The Great Bull Run is meant to mimic the notoriously cruel Running of the Bulls in Pamplona, Spain. After having been loaded onto trucks, hauled across potentially hundreds of miles, and forced into an arena filled with hundreds of screaming, often intoxicated people, the panicked bulls, chased by lasso-wielding riders on horseback, will bolt out of the pen after the starting gate opens in a state of confusion and terror. As they rush through the chute, they can crash into the barriers, fall and break their legs, or collide with and injure one another.

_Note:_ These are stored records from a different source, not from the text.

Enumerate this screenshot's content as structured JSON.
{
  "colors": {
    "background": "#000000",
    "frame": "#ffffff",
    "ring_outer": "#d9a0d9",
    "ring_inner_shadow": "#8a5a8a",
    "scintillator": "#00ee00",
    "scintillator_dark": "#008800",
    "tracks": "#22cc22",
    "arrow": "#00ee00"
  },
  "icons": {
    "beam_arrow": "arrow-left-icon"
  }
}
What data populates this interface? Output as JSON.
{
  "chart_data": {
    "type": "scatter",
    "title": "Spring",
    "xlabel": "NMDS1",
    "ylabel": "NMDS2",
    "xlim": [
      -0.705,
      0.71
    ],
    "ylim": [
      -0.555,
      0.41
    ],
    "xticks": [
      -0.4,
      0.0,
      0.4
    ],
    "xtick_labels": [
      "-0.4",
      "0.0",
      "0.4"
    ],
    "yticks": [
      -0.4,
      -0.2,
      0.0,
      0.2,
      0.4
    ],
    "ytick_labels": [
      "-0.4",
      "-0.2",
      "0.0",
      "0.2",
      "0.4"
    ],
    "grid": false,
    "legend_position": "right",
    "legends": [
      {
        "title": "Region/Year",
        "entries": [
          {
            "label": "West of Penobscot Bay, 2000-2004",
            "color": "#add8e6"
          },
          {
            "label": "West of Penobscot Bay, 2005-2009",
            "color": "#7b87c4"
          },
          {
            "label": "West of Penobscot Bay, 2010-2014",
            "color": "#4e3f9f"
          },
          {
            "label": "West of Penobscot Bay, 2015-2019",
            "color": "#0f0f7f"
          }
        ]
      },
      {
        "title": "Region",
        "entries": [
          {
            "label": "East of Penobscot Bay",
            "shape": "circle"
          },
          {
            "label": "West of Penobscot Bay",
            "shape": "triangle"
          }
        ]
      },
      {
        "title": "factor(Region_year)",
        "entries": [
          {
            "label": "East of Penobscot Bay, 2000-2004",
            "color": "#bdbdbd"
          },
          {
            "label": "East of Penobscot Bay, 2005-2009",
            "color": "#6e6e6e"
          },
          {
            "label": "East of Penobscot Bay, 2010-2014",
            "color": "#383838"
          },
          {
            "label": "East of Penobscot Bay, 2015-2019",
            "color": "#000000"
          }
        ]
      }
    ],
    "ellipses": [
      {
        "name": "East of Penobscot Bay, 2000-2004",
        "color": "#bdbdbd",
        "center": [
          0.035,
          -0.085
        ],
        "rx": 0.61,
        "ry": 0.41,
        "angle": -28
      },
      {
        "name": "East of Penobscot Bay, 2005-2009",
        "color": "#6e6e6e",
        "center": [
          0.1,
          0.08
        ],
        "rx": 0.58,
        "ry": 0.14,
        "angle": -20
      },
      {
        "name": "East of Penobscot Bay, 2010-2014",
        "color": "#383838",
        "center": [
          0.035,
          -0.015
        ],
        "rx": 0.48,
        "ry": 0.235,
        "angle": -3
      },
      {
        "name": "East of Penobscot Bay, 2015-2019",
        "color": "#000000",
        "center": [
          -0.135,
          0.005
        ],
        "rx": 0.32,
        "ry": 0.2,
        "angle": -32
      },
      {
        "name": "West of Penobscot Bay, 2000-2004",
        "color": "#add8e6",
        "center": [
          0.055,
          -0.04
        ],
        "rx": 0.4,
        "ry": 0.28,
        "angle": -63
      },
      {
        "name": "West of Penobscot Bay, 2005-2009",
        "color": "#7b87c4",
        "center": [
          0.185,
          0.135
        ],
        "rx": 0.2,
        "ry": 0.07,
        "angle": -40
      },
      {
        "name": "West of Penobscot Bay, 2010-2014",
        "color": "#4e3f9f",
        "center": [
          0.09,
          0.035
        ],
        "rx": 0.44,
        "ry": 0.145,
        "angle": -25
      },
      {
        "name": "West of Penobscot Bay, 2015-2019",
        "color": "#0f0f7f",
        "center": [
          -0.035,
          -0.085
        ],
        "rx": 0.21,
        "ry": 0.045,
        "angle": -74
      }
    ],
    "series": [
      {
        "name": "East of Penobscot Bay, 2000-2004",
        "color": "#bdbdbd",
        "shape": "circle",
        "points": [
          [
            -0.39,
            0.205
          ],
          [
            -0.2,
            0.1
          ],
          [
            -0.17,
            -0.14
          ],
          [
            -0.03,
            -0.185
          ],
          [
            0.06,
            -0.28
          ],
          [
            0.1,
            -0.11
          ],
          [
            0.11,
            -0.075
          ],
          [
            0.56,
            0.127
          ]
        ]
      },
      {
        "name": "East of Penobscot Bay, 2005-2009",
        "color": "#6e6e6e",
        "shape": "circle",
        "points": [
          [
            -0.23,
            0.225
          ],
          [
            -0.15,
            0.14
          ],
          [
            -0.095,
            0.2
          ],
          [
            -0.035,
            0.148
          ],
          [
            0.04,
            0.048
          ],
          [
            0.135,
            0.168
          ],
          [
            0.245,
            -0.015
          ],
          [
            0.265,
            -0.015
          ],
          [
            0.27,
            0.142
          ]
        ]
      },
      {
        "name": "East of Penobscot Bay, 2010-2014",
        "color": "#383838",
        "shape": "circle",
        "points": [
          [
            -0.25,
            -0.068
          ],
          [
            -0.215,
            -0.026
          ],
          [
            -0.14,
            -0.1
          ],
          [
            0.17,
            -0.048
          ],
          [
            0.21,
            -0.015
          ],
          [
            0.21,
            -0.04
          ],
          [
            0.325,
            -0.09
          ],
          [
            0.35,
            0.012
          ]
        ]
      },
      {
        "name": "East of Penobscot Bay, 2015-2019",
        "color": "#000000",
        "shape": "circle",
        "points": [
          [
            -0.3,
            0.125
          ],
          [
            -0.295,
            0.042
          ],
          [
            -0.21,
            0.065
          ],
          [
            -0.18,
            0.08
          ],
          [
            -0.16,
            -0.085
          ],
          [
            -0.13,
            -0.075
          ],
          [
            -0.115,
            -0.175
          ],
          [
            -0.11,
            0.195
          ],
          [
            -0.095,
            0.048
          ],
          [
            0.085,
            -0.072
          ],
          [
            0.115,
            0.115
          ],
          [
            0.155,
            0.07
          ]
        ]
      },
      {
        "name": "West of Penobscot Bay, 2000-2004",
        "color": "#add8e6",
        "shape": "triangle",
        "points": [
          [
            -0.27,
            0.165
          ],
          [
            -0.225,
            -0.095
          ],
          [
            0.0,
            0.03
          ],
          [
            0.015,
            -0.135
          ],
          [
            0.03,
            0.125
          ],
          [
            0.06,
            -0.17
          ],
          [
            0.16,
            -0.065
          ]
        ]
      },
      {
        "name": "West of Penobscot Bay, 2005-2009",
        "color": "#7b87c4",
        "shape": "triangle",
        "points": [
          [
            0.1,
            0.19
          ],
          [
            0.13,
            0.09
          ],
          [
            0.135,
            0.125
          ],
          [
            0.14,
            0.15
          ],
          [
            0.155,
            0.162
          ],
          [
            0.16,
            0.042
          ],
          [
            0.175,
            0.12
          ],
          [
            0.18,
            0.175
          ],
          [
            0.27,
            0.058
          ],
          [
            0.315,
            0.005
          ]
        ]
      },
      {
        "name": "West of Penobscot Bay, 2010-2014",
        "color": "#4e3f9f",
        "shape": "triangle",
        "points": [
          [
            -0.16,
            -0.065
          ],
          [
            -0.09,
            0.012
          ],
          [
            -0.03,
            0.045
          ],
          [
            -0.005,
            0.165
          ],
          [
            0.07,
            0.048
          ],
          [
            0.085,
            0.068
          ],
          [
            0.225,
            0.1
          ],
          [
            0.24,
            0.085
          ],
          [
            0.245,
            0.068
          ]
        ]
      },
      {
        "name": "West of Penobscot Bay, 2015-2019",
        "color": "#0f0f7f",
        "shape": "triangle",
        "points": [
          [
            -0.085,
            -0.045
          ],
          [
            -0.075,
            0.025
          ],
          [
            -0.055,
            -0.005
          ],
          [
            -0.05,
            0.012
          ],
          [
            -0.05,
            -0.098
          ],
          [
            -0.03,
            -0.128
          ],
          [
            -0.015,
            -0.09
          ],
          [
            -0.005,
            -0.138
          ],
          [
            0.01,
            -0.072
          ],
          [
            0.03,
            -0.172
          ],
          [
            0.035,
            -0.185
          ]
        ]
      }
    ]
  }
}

The denial of a permit to hold the barbaric bull run isn’t the first time that Lake Elsinore has taken action to protect animals. Last December, following a two-month PETA investigation, city officials worked with PETA and other animal-protection groups to get help for more than 16,000 rodents and reptiles at the now-defunct Lake Elsinore–based Global Captive Breeders, LLC (GCB). At GCB, animals were forced to live amid their own accumulated waste, routinely drowned because of faulty equipment, bludgeoned, slammed against hard surfaces, and tossed—sometimes alive—into trash cans. PETA’s investigation led to the largest seizure of rats in U.S. history and the largest-ever seizure of animals in California. In July, the owner and the manager of GCB were each arrested and charged with 106 counts of felony cruelty to animals.